Catmull-Rom splines - how do they work?

Question

From this site which seems to have the most detailed information about catmull-rom splines: http://www.mvps.org/directx/articles/catmull/ it makes mention of needing four points to create the spline. However it does not mention how the points p0 and p3 affect the values between p1 and p2.

Another question I have is how would you create continuous splines? Would it be as easy as defining the points p1, p2 to be continuous with p4, p5 by making p4 = p2 (that is assuming we have p0, p1, p2, p3, p4, p5, p6... pN).

A more general question is how would one calculate tangents on catmull rom splines? Would it have to involve taking two points on the spline (say at 0.01, 0.011) and getting the tangent based on pythagoras given the position coordinates those input values give?

Answer 1

The Wikipedia article goes into a little bit more depth. The general form of the spline takes as input 2 control points with associated tangent vectors. Additional spline segments can then be added provided that the tangent vectors at the common control points are equal, which preserves the C1 continuity.

In the specific Catmull-Rom form, the tangent vector at intermediate points is determined by the locations of neighboring control points. Thus, to create a C1 continuous spline through multiple points, it is sufficient to supply the set of control points and the tangent vectors at the first and last control point. I think the standard behavior is to use P1 - P0 for the tangent vector at P0 and PN - PN-1 at PN.

According to the Wikipedia article, to calculate the tangent at control point Pn, you use this equation:

T(n) = (P(n - 1) + P(n + 1)) / 2

This also answers your first question. For a set of 4 control points, P1, P2, P3, P4, interpolating values between P2 and P3 requires information form all 4 control points. P2 and P3 themselves define the endpoints through which the interpolating segment must pass. P1 and P3 determine the tangent vector the interpolating segment will have at point P2. P4 and P2 determine the tangent vector the segment will have at point P3. The tangent vectors at control points P2 and P3 influence the shape of the interpolating segment between them.

Answer 2

Take a look at equation 2 -- it describes how the control points affect the line. You can see points p0 and p3 go into the equation for plotting points along the curve from P1 to P2. You'll also see that the equation gives P1 when t == 0 and P2 when t == 1.

This example equation can be generalized.

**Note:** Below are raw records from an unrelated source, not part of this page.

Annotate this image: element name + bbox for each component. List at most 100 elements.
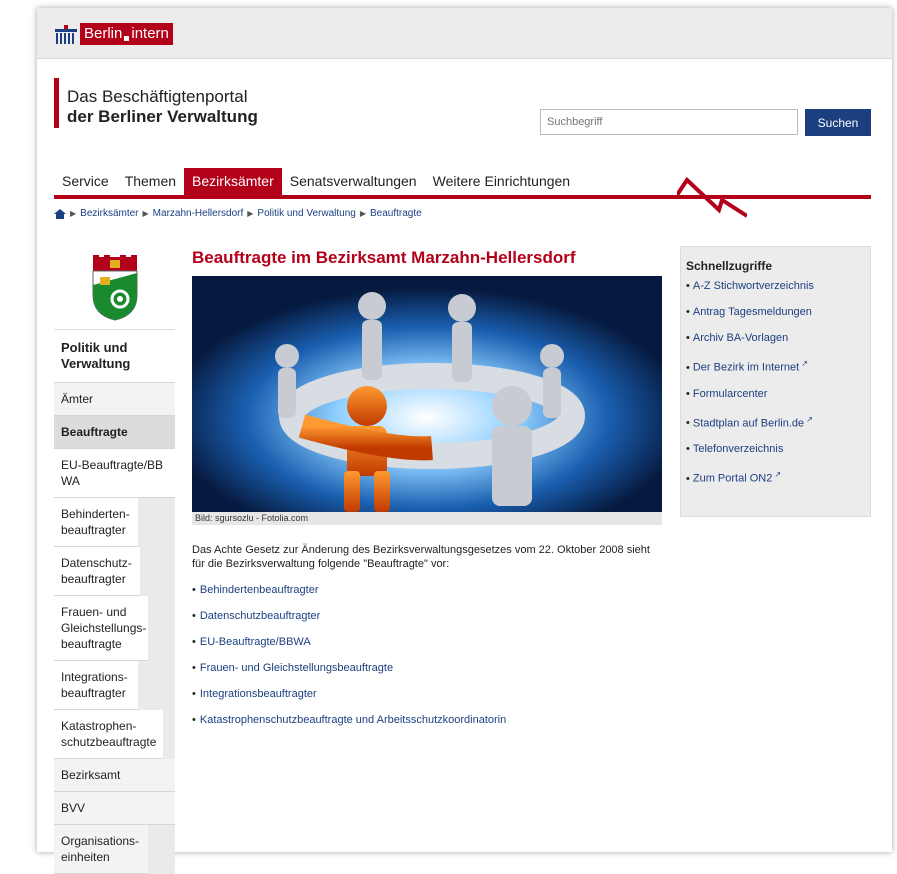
bullet: • [192,714,196,726]
quick-access-box: Schnellzugriffe • A-Z Stichwortverzeichni… [680,246,871,517]
quick-link-label[interactable]: Der Bezirk im Internet [693,362,799,374]
list-item-link[interactable]: Katastrophenschutzbeauftragte und Arbeit… [200,714,506,726]
bullet: • [192,610,196,622]
quick-link-label[interactable]: Antrag Tagesmeldungen [693,306,812,318]
left-sidebar: Politik und Verwaltung Ämter Beauftragte… [54,246,175,874]
breadcrumb-separator: ▶ [247,209,254,218]
page-title: Beauftragte im Bezirksamt Marzahn-Heller… [192,248,576,267]
logo-wordmark: Berlin intern [80,23,173,45]
sidebar-item-organisationseinheiten[interactable]: Organisations-einheiten [54,825,148,874]
sidebar-item-bvv[interactable]: BVV [54,792,175,825]
list-item-link[interactable]: Behindertenbeauftragter [200,584,319,596]
list-item-link[interactable]: Frauen- und Gleichstellungsbeauftragte [200,662,393,674]
portal-title: Das Beschäftigtenportal der Berliner Ver… [54,78,258,128]
external-link-icon: ↗ [801,359,808,368]
quick-link-label[interactable]: Archiv BA-Vorlagen [693,332,788,344]
nav-senatsverwaltungen[interactable]: Senatsverwaltungen [282,168,425,195]
external-link-icon: ↗ [774,470,782,480]
nav-bezirksaemter[interactable]: Bezirksämter [184,168,282,195]
bullet: • [686,280,690,292]
bullet: • [686,472,690,485]
breadcrumb-separator: ▶ [359,209,366,218]
logo-word-1: Berlin [84,25,123,42]
quick-link[interactable]: • Der Bezirk im Internet ↗ [686,357,865,375]
bullet: • [192,688,196,700]
breadcrumb-separator: ▶ [142,209,149,218]
berlin-intern-logo[interactable]: Berlin intern [54,23,173,45]
list-item[interactable]: • EU-Beauftragte/BBWA [192,635,662,649]
sidebar-item-behindertenbeauftragter[interactable]: Behinderten-beauftragter [54,498,138,547]
list-item-link[interactable]: Datenschutzbeauftragter [200,610,320,622]
list-item-link[interactable]: EU-Beauftragte/BBWA [200,636,311,648]
breadcrumb: ▶ Bezirksämter ▶ Marzahn-Hellersdorf ▶ P… [54,208,422,219]
brandenburg-gate-icon [55,25,77,44]
sidebar-item-frauen-gleichstellung[interactable]: Frauen- und Gleichstellungs-beauftragte [54,596,148,661]
page-frame: Berlin intern Das Beschäftigtenportal der… [37,8,892,874]
breadcrumb-item-current[interactable]: Beauftragte [370,208,422,219]
main-nav: Service Themen Bezirksämter Senatsverwal… [54,168,578,195]
quick-link-label[interactable]: Zum Portal ON2 [693,473,772,485]
sidebar-item-integrationsbeauftragter[interactable]: Integrations-beauftragter [54,661,138,710]
sidebar-item-eu-beauftragte[interactable]: EU-Beauftragte/BBWA [54,449,175,498]
quick-link[interactable]: • Stadtplan auf Berlin.de ↗ [686,413,865,431]
quick-link-label[interactable]: A-Z Stichwortverzeichnis [693,280,814,292]
external-link-icon: ↗ [806,414,813,424]
portal-title-line-1: Das Beschäftigtenportal [67,87,248,106]
quick-link-label[interactable]: Formularcenter [693,388,768,400]
list-item[interactable]: • Datenschutzbeauftragter [192,609,662,623]
quick-link-label[interactable]: Telefonverzeichnis [693,443,784,455]
sidebar-item-katastrophenschutz[interactable]: Katastrophen-schutzbeauftragte [54,710,163,759]
beauftragte-list: • Behindertenbeauftragter • Datenschutzbea… [192,583,662,727]
bullet: • [686,332,690,344]
top-bar: Berlin intern [37,8,892,59]
quick-link[interactable]: • Telefonverzeichnis [686,442,865,456]
bullet: • [686,361,690,374]
bullet: • [192,636,196,648]
coat-of-arms-icon [92,254,137,321]
quick-access-title: Schnellzugriffe [686,259,773,273]
quick-link[interactable]: • Formularcenter [686,387,865,401]
bullet: • [192,662,196,674]
bullet: • [686,417,690,430]
quick-link[interactable]: • A-Z Stichwortverzeichnis [686,279,865,293]
quick-access-list: • A-Z Stichwortverzeichnis • Antrag Tagesm… [686,279,865,486]
sidebar-item-bezirksamt[interactable]: Bezirksamt [54,759,175,792]
quick-link[interactable]: • Antrag Tagesmeldungen [686,305,865,319]
bullet: • [686,387,690,400]
image-caption: Bild: sgursozlu - Fotolia.com [192,512,662,525]
quick-link-label[interactable]: Stadtplan auf Berlin.de [693,417,804,429]
breadcrumb-item[interactable]: Bezirksämter [80,208,138,219]
list-item[interactable]: • Integrationsbeauftragter [192,687,662,701]
nav-weitere-einrichtungen[interactable]: Weitere Einrichtungen [425,168,578,195]
nav-service[interactable]: Service [54,168,117,195]
home-icon[interactable] [54,208,66,219]
list-item[interactable]: • Katastrophenschutzbeauftragte und Arbei… [192,713,662,727]
paper-people-ring-image [192,276,662,512]
bullet: • [686,306,690,318]
search-input[interactable] [540,109,798,135]
main-content: Beauftragte im Bezirksamt Marzahn-Heller… [192,246,662,739]
quick-link[interactable]: • Archiv BA-Vorlagen [686,331,865,345]
sidebar-item-aemter[interactable]: Ämter [54,383,175,416]
nav-underline [54,195,871,199]
breadcrumb-item[interactable]: Politik und Verwaltung [257,208,355,219]
search-button[interactable]: Suchen [805,109,871,136]
logo-dot [124,35,130,41]
district-crest [54,246,175,330]
list-item[interactable]: • Behindertenbeauftragter [192,583,662,597]
breadcrumb-item[interactable]: Marzahn-Hellersdorf [153,208,244,219]
sidebar-heading[interactable]: Politik und Verwaltung [54,330,175,383]
logo-word-2: intern [131,25,169,42]
sidebar-item-datenschutzbeauftragter[interactable]: Datenschutz-beauftragter [54,547,140,596]
intro-text: Das Achte Gesetz zur Änderung des Bezirk… [192,544,650,570]
sidebar-item-beauftragte[interactable]: Beauftragte [54,416,175,449]
bullet: • [686,443,690,456]
quick-link[interactable]: • Zum Portal ON2 ↗ [686,468,865,486]
hero-image [192,276,662,512]
bullet: • [192,584,196,596]
nav-themen[interactable]: Themen [117,168,184,195]
list-item-link[interactable]: Integrationsbeauftragter [200,688,317,700]
breadcrumb-separator: ▶ [70,209,77,218]
list-item[interactable]: • Frauen- und Gleichstellungsbeauftragte [192,661,662,675]
portal-title-line-2: der Berliner Verwaltung [67,107,258,126]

If you have points R0, R1, ... RN then you can plot the points between RK and RK+1 by using equation 2 with P0 = RK-1, P1 = RK, P2 = RK+1, P3 = RK+2.

You can't plot from R0 to R1 or from RN-1 to RN unless you add extra control points to stand in for R-1 and RN+1. The general idea is that you can pick whatever points you want to add to the head and tail of a sequence to give youself all the parameters to calculate the spline.

You can join two splines together by dropping one of the control points between them. Say you have R0, R1, ..., RN and S0, S1, ... SM they can be joined into R0, R1, ..., RN-1, S1, S2, ... SM.

To compute the tangent at any point just take the derivative of equation 2.